Vá lá saber-se a que existências eram dedicadas!... Talvez tivessem a ver com certa pessoa, suposto hóspede, que á vista era tratado como tal, mas era um privilegiado comensal.
Sabia-se que dormia com a dona da casa, mas tendo o seu dia de folga às quartas-feiras, passava-as com almoços e em de sessões de cinema, com uma elegante e antiga cliente do atelier de alta-costura da anfitriã.
Mesmo com muitas zangas, nesses dias, a vida continuava igual.
Ainda não chegara a liberalização do sexo, era assim que se procuravam manter as aparências em Lisboa.

Daniel Costa – in JORNAL DA AMADORA

27 comentários:

jo ra tone disse...

Engraçado que antes, para tomarem uma decisão, atiravam uma moeda ao ar.
E assim foi criado o nome da Travessa
Belo texto
Bom fim de semana

mariam [Maria Martins] disse...

mais um capítulo, gostei muito,,, como conheço relativamente bem os sítios onde se desenrola a trama... estou divertida a acompanhar...

bom fim-de-semana
um sorriso :)

Vanuza Pantaleão disse...

Gosto do teu estilo, Daniel!

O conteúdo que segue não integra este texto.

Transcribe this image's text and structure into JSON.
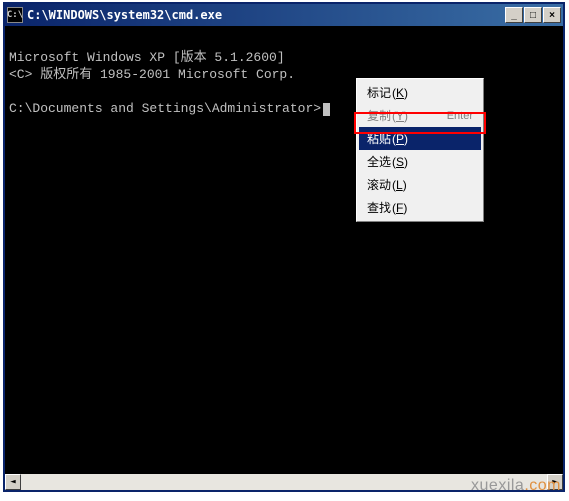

Ainda vou mostar meus contos guardados, só espero que os leitores não me fujam! Você falou no amigo daltônico que gostava de arte, mas há uma curiosidade que vou até acrescentar no nosso texto, seguinte:Monet sofria de um problema ocular que o fazia ressaltar os tons de amarelo em tudo o que via. Passe a observar como as suas paisagens são salpicadas dessa cor, embora essa cor fosse tida como reflexos do sol. Bom final de domingo e uma ótima semana, amigo! Obrigada!

Vanuza Pantaleão disse...

Errinho:mostrar...problemas do teclado com o "r" e o "g", não repare. bjs

o¤° SORRISO °¤o disse...

Oi Daniel. Nossa já faz tempo que não venho aqui. Estou em falta.

Bem, quero agradecer em especial pela presença em meu niver. Adorei!

Obrigada pelo mimo, pois mesmo que não o tenha conseguido postar, a lembrança é o verdadeiro presente da amizade. E por isso eu digo que é LINDO!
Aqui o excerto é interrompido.